Please check my Answer to Free Fall Question

1. Nov 28, 2008

cbrowne

1. The problem statement, all variables and given/known data

A man standing on the sidewalk throws a set of keys vertically upward to his
wife in the window of their apartment 4.0 m above. The wife catches the keys
1.5 s later. (a) With what initial speed were the keys thrown? (b) What is the
velocity of the keys just before they were caught? (c) Draw a diagram showing
the trajectory of the keys.

2. Relevant equations

3. The attempt at a solution

d= 4.0 m
Δt= 1.5 s
g= -9.8 m/s^2

Δd= ViΔt+1/2aΔt

-ViΔt= 1/2 at2-Δd

-Vi= 1/2 at2- Δd /Δt

-Vi= -10.016 m/s

ANSWER FOR 7-A ->>Vi= 10.016 m/s

Vf^2 = Vi^2 +2ad

Vf= 4.68333 m/s

2. Nov 29, 2008

alphysicist

Hi cbrowne,

I don't believe that equation will answer the question. It gives the speed, but they are asking for the velocity.

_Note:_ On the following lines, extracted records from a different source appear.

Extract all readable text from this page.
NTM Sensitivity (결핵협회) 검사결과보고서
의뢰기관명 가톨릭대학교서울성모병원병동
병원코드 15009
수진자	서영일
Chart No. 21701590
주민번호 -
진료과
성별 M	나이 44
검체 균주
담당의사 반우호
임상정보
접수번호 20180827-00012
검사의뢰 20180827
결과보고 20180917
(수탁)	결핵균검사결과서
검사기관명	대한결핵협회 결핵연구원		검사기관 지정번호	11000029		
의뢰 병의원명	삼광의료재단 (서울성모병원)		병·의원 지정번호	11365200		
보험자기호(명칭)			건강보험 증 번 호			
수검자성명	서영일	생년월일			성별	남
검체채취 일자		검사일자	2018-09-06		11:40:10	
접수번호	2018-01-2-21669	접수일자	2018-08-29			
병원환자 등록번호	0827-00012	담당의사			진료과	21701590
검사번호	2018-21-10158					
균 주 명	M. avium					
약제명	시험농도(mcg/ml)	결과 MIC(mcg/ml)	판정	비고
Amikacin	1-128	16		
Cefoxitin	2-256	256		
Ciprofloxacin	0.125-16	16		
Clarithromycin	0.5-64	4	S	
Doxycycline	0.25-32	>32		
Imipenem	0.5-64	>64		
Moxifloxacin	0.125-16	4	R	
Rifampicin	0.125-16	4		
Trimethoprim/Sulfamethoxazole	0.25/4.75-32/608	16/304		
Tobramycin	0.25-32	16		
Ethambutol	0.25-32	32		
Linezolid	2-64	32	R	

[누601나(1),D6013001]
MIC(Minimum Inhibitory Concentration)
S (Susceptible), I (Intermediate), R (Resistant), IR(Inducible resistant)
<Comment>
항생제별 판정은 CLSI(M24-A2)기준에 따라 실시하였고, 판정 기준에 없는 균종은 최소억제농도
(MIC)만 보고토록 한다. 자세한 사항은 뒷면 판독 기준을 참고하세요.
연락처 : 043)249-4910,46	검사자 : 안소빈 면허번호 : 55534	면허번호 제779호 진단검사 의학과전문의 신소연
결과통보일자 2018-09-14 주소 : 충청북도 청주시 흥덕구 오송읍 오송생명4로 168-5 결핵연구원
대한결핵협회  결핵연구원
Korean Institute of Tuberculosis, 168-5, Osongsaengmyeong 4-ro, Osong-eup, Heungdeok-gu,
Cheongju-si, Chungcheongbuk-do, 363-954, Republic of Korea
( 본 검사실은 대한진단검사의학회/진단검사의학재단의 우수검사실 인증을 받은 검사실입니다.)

When you use the equation:

Vf^2 = Vi^2 +2ad

you have to remember that because the Vf and Vi are squared, the equation does not differentiate between positive and negative velocities. So all that equation is telling you is that after taking the square root:

$$V_f = \pm 4.68333 \mbox{ m/s}$$

(For example, what is the square root of 4? It is both +2 and -2.) So you still have to determine which sign is the correct sign. Try using another kinematic equation that has the final velocity in it to determine the direction. What do you get?